Free agency officially opens tonight at midnight Eastern, and the basketball internet will spend the next 72 hours refreshing Woj's feed for signing announcements. But the smarter front offices are already working the phones on something else entirely: trades.

The 2026 offseason's defining characteristic isn't the free agent class—it's the unusual concentration of tradeable stars whose situations have grown untenable. Teams that missed the playoffs are under pressure to accelerate timelines. Teams that flamed out in the first round are questioning their core construction. And teams with aging superstars are weighing whether one more run justifies the luxury tax bill.

The cap math changes everything

The second apron of the new CBA has fundamentally altered how contenders can build. Teams above that threshold face severe restrictions on acquiring players via sign-and-trade, can't aggregate salaries in deals, and lose access to the taxpayer mid-level exception. This means the traditional free agency approach—overpay a complementary piece to push into title contention—has become prohibitively expensive for the league's best teams.

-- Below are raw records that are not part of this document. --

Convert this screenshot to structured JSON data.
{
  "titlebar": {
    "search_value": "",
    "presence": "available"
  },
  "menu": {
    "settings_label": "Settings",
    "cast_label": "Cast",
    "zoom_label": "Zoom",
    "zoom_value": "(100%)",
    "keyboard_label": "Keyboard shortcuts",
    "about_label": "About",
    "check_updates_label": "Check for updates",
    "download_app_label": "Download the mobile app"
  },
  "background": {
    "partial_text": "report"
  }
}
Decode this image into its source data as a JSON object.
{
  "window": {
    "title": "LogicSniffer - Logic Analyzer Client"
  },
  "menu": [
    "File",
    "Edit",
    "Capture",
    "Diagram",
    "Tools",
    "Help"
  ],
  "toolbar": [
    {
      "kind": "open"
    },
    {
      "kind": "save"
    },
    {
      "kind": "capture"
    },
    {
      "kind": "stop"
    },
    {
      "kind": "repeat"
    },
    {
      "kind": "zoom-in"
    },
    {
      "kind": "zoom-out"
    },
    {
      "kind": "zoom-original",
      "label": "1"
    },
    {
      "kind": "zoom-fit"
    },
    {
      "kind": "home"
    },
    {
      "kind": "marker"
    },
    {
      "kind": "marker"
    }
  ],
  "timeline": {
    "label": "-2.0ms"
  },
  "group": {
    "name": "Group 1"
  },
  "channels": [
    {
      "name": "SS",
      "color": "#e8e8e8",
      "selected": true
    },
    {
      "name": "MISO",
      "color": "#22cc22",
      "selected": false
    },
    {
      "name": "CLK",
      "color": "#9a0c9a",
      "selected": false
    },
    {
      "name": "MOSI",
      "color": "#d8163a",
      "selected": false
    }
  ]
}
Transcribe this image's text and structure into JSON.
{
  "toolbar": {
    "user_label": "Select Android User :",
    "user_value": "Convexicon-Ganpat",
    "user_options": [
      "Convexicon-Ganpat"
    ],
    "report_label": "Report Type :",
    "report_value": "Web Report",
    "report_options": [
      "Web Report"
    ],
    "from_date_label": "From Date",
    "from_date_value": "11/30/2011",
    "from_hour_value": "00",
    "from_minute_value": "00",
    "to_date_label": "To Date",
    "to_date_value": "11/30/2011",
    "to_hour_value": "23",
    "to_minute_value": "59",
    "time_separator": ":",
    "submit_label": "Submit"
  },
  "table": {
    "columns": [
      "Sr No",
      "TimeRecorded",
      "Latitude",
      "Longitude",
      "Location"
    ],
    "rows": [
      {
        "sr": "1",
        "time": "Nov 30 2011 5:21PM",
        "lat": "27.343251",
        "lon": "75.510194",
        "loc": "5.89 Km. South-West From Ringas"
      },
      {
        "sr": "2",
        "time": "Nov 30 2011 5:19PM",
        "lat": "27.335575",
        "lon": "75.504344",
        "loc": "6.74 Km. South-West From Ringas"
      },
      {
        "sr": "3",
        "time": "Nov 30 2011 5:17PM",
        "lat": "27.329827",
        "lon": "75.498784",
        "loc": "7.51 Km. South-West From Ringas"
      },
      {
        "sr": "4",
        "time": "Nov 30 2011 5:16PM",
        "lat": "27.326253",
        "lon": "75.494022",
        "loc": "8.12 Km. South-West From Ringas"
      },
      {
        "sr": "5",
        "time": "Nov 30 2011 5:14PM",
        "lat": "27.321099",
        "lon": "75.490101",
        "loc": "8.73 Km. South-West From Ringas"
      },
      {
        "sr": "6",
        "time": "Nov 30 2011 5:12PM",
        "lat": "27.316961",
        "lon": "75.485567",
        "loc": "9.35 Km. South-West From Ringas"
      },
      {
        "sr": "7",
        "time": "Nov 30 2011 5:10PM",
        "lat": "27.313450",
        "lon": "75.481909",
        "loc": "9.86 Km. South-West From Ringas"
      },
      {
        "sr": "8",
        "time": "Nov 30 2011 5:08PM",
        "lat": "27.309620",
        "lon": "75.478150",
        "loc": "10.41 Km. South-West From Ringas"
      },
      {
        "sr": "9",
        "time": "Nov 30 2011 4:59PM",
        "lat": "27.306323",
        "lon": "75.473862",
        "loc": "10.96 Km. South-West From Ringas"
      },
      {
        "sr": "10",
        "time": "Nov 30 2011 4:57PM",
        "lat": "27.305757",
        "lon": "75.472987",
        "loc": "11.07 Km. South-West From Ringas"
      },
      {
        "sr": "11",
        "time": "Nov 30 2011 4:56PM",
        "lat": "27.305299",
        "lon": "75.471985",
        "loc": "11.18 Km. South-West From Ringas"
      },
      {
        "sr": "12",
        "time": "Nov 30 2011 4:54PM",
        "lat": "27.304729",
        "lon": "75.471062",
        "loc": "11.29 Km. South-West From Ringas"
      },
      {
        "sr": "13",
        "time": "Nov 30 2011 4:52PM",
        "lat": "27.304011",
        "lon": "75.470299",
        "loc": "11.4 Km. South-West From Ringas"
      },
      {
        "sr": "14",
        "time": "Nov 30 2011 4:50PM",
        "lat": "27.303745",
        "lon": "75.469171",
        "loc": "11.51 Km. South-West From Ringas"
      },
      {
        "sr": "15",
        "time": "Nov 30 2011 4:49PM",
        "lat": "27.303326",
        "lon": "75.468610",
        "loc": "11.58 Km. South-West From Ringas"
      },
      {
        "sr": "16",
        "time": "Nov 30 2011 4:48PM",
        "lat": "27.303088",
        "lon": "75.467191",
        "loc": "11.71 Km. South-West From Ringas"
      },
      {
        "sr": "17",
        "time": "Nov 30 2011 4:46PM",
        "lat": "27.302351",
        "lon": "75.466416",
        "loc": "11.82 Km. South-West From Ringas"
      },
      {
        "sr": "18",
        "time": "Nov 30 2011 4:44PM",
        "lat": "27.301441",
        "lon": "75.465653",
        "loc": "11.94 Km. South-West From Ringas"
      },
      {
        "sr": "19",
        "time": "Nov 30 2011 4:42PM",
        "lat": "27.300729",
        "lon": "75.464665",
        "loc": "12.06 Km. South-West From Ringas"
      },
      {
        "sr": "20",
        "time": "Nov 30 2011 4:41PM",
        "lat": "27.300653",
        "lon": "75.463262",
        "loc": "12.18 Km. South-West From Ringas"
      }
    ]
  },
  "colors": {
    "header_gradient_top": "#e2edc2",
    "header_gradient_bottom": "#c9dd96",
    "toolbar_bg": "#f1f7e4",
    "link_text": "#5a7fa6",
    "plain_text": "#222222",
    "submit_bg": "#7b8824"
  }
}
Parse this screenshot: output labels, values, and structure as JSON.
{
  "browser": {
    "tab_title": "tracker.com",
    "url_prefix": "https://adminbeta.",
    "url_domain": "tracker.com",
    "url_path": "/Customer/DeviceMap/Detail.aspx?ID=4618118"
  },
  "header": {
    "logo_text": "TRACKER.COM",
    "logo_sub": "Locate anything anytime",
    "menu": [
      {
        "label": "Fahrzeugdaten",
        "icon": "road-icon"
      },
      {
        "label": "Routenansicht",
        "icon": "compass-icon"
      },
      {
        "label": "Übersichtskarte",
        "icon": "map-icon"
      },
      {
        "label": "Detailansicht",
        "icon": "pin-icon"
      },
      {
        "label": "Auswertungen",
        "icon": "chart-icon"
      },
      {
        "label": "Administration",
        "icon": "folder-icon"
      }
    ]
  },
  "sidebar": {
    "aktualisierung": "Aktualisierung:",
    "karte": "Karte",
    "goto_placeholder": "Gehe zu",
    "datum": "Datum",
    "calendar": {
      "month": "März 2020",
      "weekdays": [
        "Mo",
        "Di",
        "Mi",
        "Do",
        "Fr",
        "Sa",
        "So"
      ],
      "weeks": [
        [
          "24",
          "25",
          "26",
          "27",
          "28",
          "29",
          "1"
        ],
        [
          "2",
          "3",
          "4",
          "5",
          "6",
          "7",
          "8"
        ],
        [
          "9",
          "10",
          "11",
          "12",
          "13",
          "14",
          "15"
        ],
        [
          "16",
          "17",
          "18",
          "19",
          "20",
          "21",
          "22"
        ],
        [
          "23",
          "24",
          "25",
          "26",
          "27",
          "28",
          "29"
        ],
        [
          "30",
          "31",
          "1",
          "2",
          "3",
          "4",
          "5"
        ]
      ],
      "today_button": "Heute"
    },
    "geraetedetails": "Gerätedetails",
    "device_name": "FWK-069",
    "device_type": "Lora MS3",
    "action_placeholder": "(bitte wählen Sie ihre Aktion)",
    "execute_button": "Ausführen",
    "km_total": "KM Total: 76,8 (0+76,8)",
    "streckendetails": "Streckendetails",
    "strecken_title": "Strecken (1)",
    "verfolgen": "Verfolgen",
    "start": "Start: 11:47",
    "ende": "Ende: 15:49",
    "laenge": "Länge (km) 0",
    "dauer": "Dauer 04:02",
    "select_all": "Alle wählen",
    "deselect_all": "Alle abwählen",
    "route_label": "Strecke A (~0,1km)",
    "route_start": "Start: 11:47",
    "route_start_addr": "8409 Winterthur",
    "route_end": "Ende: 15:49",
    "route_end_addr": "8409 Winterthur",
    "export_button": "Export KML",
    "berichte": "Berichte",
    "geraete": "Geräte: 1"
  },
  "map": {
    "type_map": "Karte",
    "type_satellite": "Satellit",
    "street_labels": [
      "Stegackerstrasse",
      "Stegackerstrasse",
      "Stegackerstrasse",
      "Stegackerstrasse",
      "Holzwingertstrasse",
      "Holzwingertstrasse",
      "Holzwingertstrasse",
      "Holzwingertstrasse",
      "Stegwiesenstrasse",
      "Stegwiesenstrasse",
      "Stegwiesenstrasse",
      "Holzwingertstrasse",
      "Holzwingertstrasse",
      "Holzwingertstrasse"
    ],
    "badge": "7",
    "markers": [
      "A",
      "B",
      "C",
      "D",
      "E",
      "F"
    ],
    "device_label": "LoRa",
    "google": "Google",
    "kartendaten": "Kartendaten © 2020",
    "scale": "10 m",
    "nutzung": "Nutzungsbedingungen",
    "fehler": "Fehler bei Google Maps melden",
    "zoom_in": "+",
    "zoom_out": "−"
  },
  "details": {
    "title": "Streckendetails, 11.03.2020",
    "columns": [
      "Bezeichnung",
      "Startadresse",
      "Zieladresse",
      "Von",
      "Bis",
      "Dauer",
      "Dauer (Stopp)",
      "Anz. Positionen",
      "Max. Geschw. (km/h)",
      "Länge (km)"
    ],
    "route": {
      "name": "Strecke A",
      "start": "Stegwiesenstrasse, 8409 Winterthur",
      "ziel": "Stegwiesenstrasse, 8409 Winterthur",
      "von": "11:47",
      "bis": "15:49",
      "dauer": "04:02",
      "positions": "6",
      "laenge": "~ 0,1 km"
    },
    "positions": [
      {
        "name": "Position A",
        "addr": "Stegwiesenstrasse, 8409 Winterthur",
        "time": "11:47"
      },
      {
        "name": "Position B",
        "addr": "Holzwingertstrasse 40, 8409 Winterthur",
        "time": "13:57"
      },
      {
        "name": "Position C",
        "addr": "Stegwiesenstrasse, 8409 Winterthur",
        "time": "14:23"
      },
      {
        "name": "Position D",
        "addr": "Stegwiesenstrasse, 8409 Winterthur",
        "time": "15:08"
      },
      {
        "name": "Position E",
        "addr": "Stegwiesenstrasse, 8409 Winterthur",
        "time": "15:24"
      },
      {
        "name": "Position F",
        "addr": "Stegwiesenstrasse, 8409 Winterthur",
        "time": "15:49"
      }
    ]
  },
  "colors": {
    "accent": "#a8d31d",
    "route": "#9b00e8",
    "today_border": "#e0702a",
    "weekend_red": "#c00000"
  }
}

The solution? Trade for players still under contract, where matching salaries is easier than fitting a new deal under the apron. Front offices have spent months identifying which stars might be available and what it would take to pry them loose. The free agency period is when those conversations accelerate, because teams suddenly know exactly what their cap sheet looks like.

Who's actually available

Several names have circulated for months. Players entering the final year of their deals who haven't gotten extension offers. Stars whose franchises are clearly pivoting toward youth. Veterans on middling teams who've made clear they'd prefer to compete for championships. The common thread: their current teams have more incentive to trade them now, while value remains high, than to risk losing them for nothing or watching them sleepwalk through a lost season.

The buyers are equally identifiable. Phoenix needs playmaking. Miami needs size. Golden State needs everything except Curry. These teams can't meaningfully improve through free agency alone—the cap won't allow it. But they can package young players and picks for established talent, and that's exactly what they're preparing to do.

Our take

The NBA has spent years marketing free agency as its summer tentpole event, and the drama of midnight signings remains genuinely compelling television. But the league's own economic structure now rewards patient roster construction over splashy signings. The teams that win the offseason won't be the ones who overpay for the fifth-best available guard. They'll be the ones who identify a disgruntled star, construct a trade package that works financially, and execute while their competitors are still celebrating their free agent coups. The real action starts after the champagne toasts end.